Por Edmilson Costa
A ideologia
pós-modernista é responsável por grande parte das derrotas dos movimentos
sociais nestas duas décadas. Não só porque esse modismo teórico influenciou
parte da juventude e lideranças dos movimentos sociais, como também porque
levou à frustração milhares de lutadores sociais. Isso porque as lutas
fragmentadas geralmente se desenvolvem de maneira espontânea. No início tem uma
trajetória de ascenso, empolga milhares de pessoas, mas logo depois o movimento
vai enfraquecendo até ser absorvido pelo sistema.
Os anos 90 do século
passado e os primeiros dez anos deste século foram marcados por intenso debate
entre as forças de esquerda sobre o papel dos movimentos sociais, das minorias,
das lutas de gênero e das vanguardas políticas nos processos de transformação
econômica, social e política da sociedade. Colocou-se na ordem do dia a
discussão sobre novas palavras de ordem, novos agentes políticos e sociais,
novas formas de luta, novas concepções sobre a ação prática política.
Esses temas e concepções
ocuparam o vazio político nesse período em funções de uma série de fenômenos
que ocorreram na década de 80 e 90, como a queda do Muro de Berlim, o colapso
da União Soviética e dos países do Leste Europeu, o refluxo do movimento
sindical, a redução das lutas operárias nos principais centros capitalistas, a
perda de protagonismo dos partidos revolucionários, especialmente dos
comunistas,além da ofensiva da ideologia neoliberal em todas as partes do
mundo, sob o comando das forças mais reacionárias do capital.
A conjuntura de derrota
das forças progressistas favoreceu a todo tipo modismo teórico e fetiche
ideológico.

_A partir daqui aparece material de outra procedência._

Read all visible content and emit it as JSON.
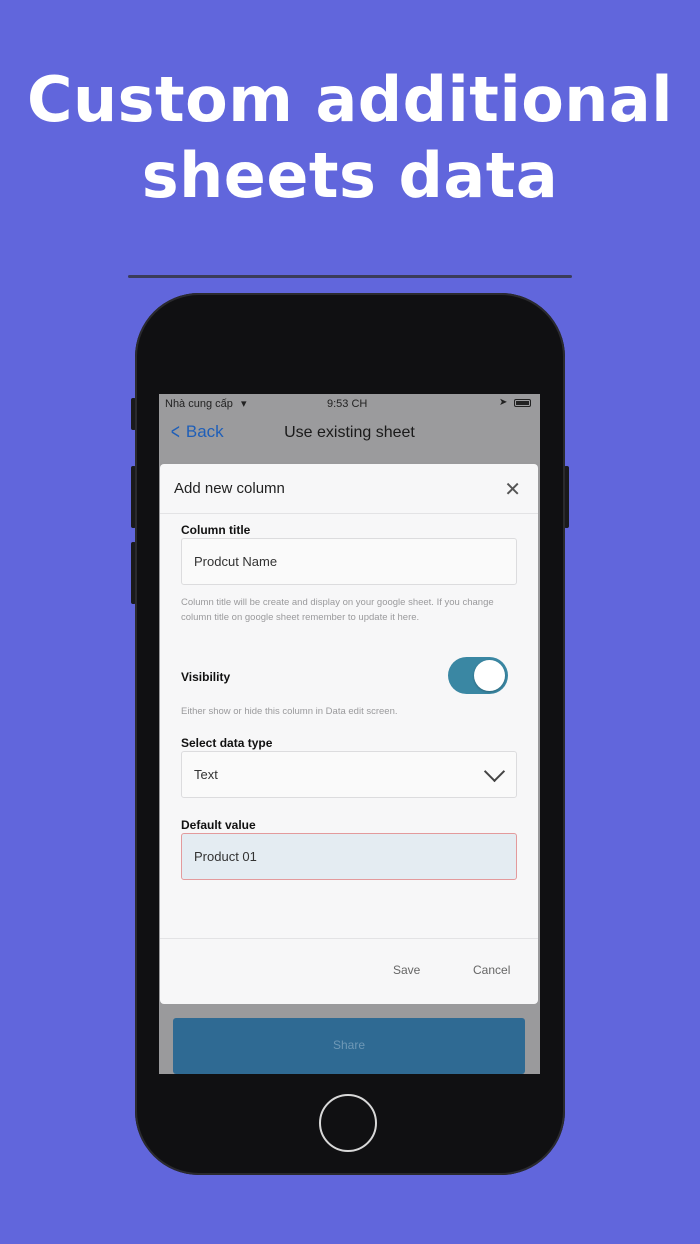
{
  "headline": {
    "line1": "Custom additional",
    "line2": "sheets data"
  },
  "status_bar": {
    "carrier": "Nhà cung cấp",
    "time": "9:53 CH"
  },
  "nav": {
    "back_label": "Back",
    "title": "Use existing sheet"
  },
  "modal": {
    "title": "Add new column",
    "column_title": {
      "label": "Column title",
      "value": "Prodcut Name",
      "hint": "Column title will be create and display on your google sheet. If you change column title on google sheet remember to update it here."
    },
    "visibility": {
      "label": "Visibility",
      "enabled": true,
      "hint": "Either show or hide this column in Data edit screen."
    },
    "data_type": {
      "label": "Select data type",
      "selected": "Text"
    },
    "default_value": {
      "label": "Default value",
      "value": "Product 01"
    },
    "save_label": "Save",
    "cancel_label": "Cancel"
  },
  "share_label": "Share",
  "colors": {
    "background": "#6166dc",
    "toggle_on": "#3a87a3",
    "share_button": "#2f6a93",
    "back_link": "#1f5fb8"
  }
}
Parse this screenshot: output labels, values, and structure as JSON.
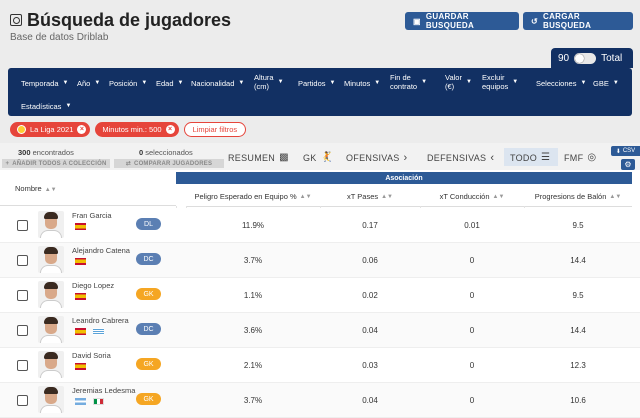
{
  "header": {
    "title": "Búsqueda de jugadores",
    "subtitle": "Base de datos Driblab",
    "save_label": "GUARDAR BUSQUEDA",
    "load_label": "CARGAR BUSQUEDA"
  },
  "total": {
    "value": "90",
    "label": "Total"
  },
  "filters": [
    "Temporada",
    "Año",
    "Posición",
    "Edad",
    "Nacionalidad",
    "Altura\n(cm)",
    "Partidos",
    "Minutos",
    "Fin de\ncontrato",
    "Valor\n(€)",
    "Excluir\nequipos",
    "Selecciones",
    "GBE",
    "Estadísticas"
  ],
  "chips": {
    "league": "La Liga 2021",
    "minutes": "Minutos min.: 500",
    "clear": "Limpiar filtros"
  },
  "counts": {
    "found_num": "300",
    "found_label": "encontrados",
    "selected_num": "0",
    "selected_label": "seleccionados",
    "add_all": "AÑADIR TODOS A COLECCIÓN",
    "compare": "COMPARAR JUGADORES"
  },
  "tabs": {
    "resumen": "RESUMEN",
    "gk": "GK",
    "ofensivas": "OFENSIVAS",
    "defensivas": "DEFENSIVAS",
    "todo": "TODO",
    "fmf": "FMF",
    "csv": "CSV"
  },
  "table": {
    "name_header": "Nombre",
    "group_header": "Asociación",
    "columns": [
      "Peligro Esperado en Equipo %",
      "xT Pases",
      "xT Conducción",
      "Progresions de Balón"
    ],
    "rows": [
      {
        "name": "Fran Garcia",
        "pos": "DL",
        "values": [
          "11.9%",
          "0.17",
          "0.01",
          "9.5"
        ]
      },
      {
        "name": "Alejandro Catena",
        "pos": "DC",
        "values": [
          "3.7%",
          "0.06",
          "0",
          "14.4"
        ]
      },
      {
        "name": "Diego Lopez",
        "pos": "GK",
        "values": [
          "1.1%",
          "0.02",
          "0",
          "9.5"
        ]
      },
      {
        "name": "Leandro Cabrera",
        "pos": "DC",
        "values": [
          "3.6%",
          "0.04",
          "0",
          "14.4"
        ]
      },
      {
        "name": "David Soria",
        "pos": "GK",
        "values": [
          "2.1%",
          "0.03",
          "0",
          "12.3"
        ]
      },
      {
        "name": "Jeremias Ledesma",
        "pos": "GK",
        "values": [
          "3.7%",
          "0.04",
          "0",
          "10.6"
        ]
      }
    ]
  },
  "colors": {
    "navy": "#123063",
    "accent": "#2d5a96",
    "chip_red": "#e6453b",
    "badge_blue": "#5b7fb3",
    "badge_orange": "#f5a623"
  }
}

Sob diversos pretextos, certas forças políticas, inclusive alguns
companheiros de esquerda, começaram a questionar a centralidade do trabalho na
vida social, o papel dos partidos políticos como vanguarda dos processos de
transformações sociais e políticas, a atualidade da luta de classes como
instrumento de mudança da história e o próprio socialismo-comunismo como
processo que leva à emancipação humana.
Esse movimento teórico e
político envolveu forças difusas, mas influentes junto à juventude e vários
movimentos sociais. O objetivo era desconstruir o discurso dos partidos
políticos revolucionários, do movimento sindical e do próprio marxismo, como
síntese teórica da revolução. Para estas forças, os discursos de temas
abrangentes, como a igualdade, o socialismo, a emancipação humana, os valores
históricos do proletariado, as soluções coletivas contra a opressão humana,
eram coisa do passado e produto de um mundo que já existia mais.
No lugar desses velhos
temas, tornava-se necessário colocar um novo discurso, como forma de forma a
reconhecer a fragmentação da realidade e do conhecimento, a constatação da
diferença, a emergências de novos sujeitos sociais, com características,
valores e reivindicações específicas, como os movimentos sociais, de gênero,
raça, etnia, etc, e novas formas de formas de luta, inclusive com renúncia à
tomada do poder.
O condensamento desse
ecletismo conservador, dessa matriz teórica diluidora, pode ser expresso no que
se convencionou chamar de pós-modernismo. Essa é a fonte teórica inspiradora de
todos os modismos teóricos e fetiches que se tornou moda as duas últimas
décadas. Quais são os principais supostos teóricos dos pós-modernistas, que
tanta influência tiveram nesses anos de vazio político? Vamos nos ater a três
vertentes fundamentais que norteiam os fundamentos dessa corrente teórica.
1) O fim da centralidade
do trabalho. Um dos temas mais destacados pelos pós-modernistas é o fato de que
as tecnologias da informação, a reestruturação produtiva e a inserção acelerada
de ciência no processo produtivo tornaram obsoleto o conceito de classe
operária e proletariado, até mesmo porque esses atores estão se tornando
residuais num mundo globalizado onde impera a robótica, a internet e a
informática avançada. Alguns desses teóricos chegaram a dar adeus ao
proletariado, que seria um conceito típico da segunda revolução industrial.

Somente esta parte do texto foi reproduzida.